Road Trip Safety: Steps Before and During Every Trip
Road Trip Safety: Steps Before and During Every Trip

Road Trip Safety: Steps Before and During Every Trip 

Whether you're getting behind the controls of a Cat machine or the family SUV, safety matters. Here's how to apply some simple worksite safety practices to your next road trip — so you can enjoy the journey without worries.

By Caterpillar | Posted: November 19 , 2021 | Revised: May 12, 2022

When you're getting ready to go on a family road trip, you want to keep everyone safe. That's also true on jobsites before starting a shift. Whether you're getting behind the wheel of an RV or a Cat® 797 Mining Truck, it's important to prepare yourself, your equipment and those around you for what's ahead.

Start With a Road Trip Safety Briefing

On a jobsite, safety briefings are done before every shift. You should do the same before leaving on a road trip. Our S.A.F.E. 4-step process is a good place to start.

Here's how to apply that process to your next road trip:

1. Check for risks and hazards

Before you leave for your trip, look into the weather conditions along your route. This practice can help you prepare for any low-visibility weather like fog, heavy rain, or snow. If your trip lasts for a few weeks, continue to check the radar and the weather report while you're out, as severe weather may require you to stay put until the roads are safe again.

2. Inspect your vehicle

In the heavy equipment industry, inspections are essential to keeping up with schedules and improving safety. The same rule applies when you're on a road trip. Inspecting your vehicle before you leave is the best way to catch any mechanical issues or potential problems before you're in an unfamiliar place without a nearby mechanic.

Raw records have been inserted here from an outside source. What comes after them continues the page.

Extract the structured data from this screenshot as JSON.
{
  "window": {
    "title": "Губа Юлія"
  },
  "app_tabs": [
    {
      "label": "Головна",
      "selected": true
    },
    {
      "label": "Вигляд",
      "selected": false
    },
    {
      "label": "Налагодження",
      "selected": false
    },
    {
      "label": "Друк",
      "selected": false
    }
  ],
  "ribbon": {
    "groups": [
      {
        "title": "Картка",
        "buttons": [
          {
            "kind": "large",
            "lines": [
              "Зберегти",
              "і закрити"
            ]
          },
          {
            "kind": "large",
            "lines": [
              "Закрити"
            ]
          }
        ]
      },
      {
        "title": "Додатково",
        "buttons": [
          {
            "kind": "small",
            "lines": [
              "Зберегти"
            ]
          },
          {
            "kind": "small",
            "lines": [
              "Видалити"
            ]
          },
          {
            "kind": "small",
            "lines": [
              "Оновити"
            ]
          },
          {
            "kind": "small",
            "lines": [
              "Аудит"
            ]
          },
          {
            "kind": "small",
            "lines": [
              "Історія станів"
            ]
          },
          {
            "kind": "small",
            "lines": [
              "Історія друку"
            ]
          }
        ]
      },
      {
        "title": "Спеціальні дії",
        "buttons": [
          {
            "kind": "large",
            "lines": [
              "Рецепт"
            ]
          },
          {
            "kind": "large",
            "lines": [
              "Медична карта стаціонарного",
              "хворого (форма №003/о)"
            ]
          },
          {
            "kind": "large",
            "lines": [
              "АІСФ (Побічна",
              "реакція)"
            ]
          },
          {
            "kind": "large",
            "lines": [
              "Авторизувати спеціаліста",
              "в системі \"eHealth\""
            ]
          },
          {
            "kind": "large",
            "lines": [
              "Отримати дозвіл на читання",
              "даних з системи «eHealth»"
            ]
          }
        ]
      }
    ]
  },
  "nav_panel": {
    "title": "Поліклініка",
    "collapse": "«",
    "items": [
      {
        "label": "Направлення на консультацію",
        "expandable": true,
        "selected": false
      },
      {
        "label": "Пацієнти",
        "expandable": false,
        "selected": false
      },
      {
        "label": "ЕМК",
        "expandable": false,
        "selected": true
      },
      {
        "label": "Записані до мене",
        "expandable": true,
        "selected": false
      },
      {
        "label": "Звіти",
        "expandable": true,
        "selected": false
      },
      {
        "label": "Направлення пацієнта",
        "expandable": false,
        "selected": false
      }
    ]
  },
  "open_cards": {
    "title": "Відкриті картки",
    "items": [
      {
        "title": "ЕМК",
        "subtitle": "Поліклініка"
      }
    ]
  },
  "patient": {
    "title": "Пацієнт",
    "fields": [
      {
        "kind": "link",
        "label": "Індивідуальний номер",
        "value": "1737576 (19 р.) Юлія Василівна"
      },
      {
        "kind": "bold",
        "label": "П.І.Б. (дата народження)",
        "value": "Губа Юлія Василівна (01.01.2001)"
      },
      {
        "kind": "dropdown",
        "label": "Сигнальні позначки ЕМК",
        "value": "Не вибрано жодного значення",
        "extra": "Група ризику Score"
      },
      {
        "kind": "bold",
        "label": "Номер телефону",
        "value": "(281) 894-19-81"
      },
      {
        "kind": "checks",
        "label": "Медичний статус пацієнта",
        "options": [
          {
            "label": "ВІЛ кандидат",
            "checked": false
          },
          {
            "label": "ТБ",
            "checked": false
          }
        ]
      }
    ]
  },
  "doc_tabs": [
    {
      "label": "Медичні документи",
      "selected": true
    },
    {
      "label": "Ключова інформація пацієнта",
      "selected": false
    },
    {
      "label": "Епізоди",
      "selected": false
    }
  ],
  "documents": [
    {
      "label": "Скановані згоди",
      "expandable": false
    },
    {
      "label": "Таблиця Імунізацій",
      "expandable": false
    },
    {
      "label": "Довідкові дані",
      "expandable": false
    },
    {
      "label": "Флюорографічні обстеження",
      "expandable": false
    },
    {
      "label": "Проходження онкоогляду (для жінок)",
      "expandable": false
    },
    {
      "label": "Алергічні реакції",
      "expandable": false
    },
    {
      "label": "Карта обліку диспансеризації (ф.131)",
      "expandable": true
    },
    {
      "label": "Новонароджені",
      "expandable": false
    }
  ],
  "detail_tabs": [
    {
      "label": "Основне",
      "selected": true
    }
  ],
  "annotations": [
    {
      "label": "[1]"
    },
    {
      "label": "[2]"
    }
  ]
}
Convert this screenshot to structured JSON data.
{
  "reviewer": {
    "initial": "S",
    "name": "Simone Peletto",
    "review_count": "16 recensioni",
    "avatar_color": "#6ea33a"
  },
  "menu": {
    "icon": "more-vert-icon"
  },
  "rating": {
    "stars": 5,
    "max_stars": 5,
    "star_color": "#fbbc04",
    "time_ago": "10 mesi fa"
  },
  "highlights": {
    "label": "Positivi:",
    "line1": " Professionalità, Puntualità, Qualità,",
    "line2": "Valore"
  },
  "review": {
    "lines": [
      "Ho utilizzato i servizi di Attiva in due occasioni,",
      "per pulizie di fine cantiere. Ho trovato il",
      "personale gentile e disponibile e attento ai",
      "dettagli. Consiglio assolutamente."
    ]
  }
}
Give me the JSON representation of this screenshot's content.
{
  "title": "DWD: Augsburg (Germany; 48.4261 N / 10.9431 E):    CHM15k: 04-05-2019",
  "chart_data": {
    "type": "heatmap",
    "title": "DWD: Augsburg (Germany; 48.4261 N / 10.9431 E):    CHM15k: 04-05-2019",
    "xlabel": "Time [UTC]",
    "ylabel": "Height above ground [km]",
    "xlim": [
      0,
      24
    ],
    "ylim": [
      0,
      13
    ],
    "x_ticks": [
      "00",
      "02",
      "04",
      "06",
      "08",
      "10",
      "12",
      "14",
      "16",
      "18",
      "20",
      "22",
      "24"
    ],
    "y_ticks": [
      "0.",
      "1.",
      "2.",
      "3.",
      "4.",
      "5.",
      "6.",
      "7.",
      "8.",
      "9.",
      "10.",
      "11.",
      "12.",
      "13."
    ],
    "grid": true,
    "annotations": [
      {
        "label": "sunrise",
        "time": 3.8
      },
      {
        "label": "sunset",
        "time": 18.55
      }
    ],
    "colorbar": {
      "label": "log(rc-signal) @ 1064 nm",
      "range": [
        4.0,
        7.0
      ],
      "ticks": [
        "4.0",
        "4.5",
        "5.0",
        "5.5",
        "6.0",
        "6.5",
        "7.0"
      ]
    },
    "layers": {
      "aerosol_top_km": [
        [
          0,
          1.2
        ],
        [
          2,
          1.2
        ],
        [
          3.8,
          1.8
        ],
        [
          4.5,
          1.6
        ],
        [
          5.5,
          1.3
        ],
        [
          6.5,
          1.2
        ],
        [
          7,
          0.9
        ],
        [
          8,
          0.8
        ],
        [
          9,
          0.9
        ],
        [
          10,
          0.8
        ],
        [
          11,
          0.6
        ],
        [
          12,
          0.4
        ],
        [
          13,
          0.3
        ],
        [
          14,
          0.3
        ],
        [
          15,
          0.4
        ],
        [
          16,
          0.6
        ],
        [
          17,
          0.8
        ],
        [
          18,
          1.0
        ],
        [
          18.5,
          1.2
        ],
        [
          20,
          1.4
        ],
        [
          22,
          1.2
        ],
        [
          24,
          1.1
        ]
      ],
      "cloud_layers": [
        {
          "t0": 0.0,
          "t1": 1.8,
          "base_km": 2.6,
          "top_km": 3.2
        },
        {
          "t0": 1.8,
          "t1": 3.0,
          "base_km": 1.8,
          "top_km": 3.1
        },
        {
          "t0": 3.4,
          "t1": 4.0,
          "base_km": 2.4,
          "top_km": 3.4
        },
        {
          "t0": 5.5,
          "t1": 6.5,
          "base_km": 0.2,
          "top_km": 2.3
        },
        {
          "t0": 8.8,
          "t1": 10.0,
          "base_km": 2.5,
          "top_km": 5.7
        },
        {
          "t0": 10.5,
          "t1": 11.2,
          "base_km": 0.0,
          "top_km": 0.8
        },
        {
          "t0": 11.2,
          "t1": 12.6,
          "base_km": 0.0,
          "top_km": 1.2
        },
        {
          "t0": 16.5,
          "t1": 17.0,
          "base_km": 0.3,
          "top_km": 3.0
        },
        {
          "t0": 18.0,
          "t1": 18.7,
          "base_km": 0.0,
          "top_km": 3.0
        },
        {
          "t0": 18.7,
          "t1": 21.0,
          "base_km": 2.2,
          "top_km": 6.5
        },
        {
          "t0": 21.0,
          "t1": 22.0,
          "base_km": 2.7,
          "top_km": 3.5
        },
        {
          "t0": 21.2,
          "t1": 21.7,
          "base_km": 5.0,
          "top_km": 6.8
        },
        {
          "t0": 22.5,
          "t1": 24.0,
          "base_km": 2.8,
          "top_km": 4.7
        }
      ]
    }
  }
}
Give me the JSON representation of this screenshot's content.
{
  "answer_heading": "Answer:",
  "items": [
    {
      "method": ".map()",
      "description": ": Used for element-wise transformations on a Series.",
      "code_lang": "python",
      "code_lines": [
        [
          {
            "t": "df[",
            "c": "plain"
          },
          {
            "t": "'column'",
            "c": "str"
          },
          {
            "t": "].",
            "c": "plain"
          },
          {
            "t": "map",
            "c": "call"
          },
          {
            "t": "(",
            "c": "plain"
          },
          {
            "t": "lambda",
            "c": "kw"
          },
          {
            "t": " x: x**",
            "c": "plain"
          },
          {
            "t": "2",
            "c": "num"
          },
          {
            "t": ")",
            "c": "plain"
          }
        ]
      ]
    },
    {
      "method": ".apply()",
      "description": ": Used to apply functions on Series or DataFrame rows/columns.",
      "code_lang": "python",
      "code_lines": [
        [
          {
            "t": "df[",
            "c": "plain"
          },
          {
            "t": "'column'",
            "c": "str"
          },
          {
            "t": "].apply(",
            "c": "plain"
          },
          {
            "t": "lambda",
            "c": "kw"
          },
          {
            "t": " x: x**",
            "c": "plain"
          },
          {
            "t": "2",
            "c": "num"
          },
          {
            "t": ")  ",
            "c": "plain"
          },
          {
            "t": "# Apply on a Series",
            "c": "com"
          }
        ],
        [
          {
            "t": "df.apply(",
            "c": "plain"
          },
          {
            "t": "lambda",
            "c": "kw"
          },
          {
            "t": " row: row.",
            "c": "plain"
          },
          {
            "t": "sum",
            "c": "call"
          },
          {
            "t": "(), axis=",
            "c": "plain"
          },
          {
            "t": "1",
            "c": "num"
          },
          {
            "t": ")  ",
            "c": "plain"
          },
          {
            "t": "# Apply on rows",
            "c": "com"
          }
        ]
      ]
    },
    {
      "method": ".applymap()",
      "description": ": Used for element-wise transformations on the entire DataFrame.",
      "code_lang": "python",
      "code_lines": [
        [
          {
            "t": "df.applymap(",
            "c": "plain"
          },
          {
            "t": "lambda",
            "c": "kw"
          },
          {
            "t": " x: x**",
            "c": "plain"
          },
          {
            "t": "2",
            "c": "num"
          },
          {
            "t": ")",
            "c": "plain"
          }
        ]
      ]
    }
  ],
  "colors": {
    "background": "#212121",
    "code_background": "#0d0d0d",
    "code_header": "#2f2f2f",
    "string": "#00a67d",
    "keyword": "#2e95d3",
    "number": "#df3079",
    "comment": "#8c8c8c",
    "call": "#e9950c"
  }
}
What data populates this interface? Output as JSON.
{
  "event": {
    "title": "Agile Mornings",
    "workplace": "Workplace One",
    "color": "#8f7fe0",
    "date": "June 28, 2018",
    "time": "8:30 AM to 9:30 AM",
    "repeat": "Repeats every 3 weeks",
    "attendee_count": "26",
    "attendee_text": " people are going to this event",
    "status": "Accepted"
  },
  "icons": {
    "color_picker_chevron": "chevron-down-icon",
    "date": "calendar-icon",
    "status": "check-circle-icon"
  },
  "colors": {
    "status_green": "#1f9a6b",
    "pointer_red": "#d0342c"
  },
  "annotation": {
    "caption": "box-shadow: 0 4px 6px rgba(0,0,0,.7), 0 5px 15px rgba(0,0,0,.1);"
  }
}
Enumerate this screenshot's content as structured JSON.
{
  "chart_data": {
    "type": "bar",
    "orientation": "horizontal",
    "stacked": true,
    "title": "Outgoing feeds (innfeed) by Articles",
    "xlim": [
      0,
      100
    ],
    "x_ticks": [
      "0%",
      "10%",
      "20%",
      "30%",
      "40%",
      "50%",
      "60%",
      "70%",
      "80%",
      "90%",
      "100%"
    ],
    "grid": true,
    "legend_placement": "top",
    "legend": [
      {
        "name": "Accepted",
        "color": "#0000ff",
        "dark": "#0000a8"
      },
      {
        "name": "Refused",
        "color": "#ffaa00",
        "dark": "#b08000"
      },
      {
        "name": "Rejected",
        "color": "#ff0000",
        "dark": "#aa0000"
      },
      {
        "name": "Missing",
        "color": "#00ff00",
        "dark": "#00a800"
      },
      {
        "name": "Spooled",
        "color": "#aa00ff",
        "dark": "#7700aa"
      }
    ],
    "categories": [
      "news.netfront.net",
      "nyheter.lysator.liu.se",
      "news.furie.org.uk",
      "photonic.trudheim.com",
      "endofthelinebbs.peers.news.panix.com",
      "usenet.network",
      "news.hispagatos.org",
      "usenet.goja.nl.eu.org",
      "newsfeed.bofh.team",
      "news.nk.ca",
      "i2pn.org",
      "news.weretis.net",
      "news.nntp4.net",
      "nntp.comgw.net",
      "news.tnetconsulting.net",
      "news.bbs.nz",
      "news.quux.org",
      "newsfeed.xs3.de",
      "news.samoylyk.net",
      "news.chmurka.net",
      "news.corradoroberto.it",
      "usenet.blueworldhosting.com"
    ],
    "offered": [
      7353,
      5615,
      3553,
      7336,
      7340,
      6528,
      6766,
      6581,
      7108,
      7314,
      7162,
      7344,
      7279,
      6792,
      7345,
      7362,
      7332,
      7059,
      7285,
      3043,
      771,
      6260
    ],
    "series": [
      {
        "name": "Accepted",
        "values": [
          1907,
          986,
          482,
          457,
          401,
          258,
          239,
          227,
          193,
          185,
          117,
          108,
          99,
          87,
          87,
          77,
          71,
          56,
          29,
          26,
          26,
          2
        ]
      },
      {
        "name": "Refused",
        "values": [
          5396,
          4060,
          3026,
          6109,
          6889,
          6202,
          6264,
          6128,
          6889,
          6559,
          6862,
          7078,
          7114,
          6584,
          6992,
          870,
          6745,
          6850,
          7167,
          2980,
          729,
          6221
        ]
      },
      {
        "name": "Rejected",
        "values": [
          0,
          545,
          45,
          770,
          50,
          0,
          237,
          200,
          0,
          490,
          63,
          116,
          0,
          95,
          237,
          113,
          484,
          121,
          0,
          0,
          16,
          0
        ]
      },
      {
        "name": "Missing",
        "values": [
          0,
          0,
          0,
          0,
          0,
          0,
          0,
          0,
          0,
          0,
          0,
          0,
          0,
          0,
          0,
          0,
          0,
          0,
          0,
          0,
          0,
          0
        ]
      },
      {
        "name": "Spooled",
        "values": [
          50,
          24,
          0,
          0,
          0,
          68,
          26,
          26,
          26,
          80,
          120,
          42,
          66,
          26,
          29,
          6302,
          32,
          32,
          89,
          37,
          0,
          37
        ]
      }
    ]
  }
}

Vehicle inspections should include your:

  • Battery
  • Brakes
  • Tires
  • Fluids, like coolant and transmission
  • Lights
  • Wipers
  • Air conditioning
  • Various other parts, like the steering wheel and shocks

If you have experience working with vehicles, your pre-trip inspection can be a DIY project. Otherwise, we recommend going to a local mechanic who can handle the process for you. 

There are some basic processes you can handle even if you're not well-versed in cars. Make sure your tires have the correct air pressure and clean your windows and mirrors to ensure excellent visibility as you drive.

3. Pack a roadside car emergency kit

You should always carry the gear you need, whether you're part of a construction crew or a family heading on a road trip. Your car emergency kit should prepare you for bad weather and other events on the road. We recommend packing these emergency items for car travel:

  • A spare tire, jack, and wheel wrench
  • A flashlight and batteries
  • Jumper cables
  • Reflective materials
  • First aid items
  • Weather-appropriate tools
  • Blankets
  • Water and nonperishable foods
  • Cell phone car charger

In addition to your safety gear, make sure you have contacts for your insurance and towing company.

4. Plan for emergencies on the road

When it comes to safety, planning for emergencies helps you act with intention. Pack an emergency kit that can support you through several different scenarios and know how to use every item.

When something does go wrong, have a plan for getting to safety and calling for help. For example, if you blow a tire on the highway, be prepared to replace it with the spare or call a local garage. You may even choose to use roadside assistance through your insurance company. Packing a phone charger and a portable power bank ensures you have the battery to make these calls.

More Road Trip Safety Tips

  • Wear seat belts and properly secure children in car seats. Regardless of the severity of a car accident, driving or riding unbelted can lead to more severe injuries. When you and your passengers are firmly held in place by the appropriate safety restraints, you eliminate more severe dangers such as being ejected from the vehicle. Wearing seat belts is one of the most effective ways to save lives and reduce injuries in a crash, according to the CDC
  • Maintain strong road visibility and be aware of your blind spots. Whether you're driving a 797 mining truck or a family RV, awareness of your surroundings is always important. Help the drivers around you by using your signals when you turn and merge.
  • Minimize distractions. The CDC reports that distracted driving leads to eight driving-related deaths a day. Behaviors like looking at your phone, rummaging for something in the back seat or taking a call can lead to unfocused driving that causes an accident. Stay focused on the road to stay safe.
  • Rest and take breaks. Exhaustion can affect a driver's judgment and alertness, so it's essential to take breaks. Our equipment includes advanced technology that recognizes driver fatigue, but your car won't. You might choose to build breaks into your traveling schedule. Even taking time to stretch your legs can do wonders for your focus. We tell workers to watch for and respond to safety issues, and the same thing applies here — your passengers should keep an eye on your habits. If they notice you seem tired, or that you've pulled a long shift, they should urge you to pull over for a break.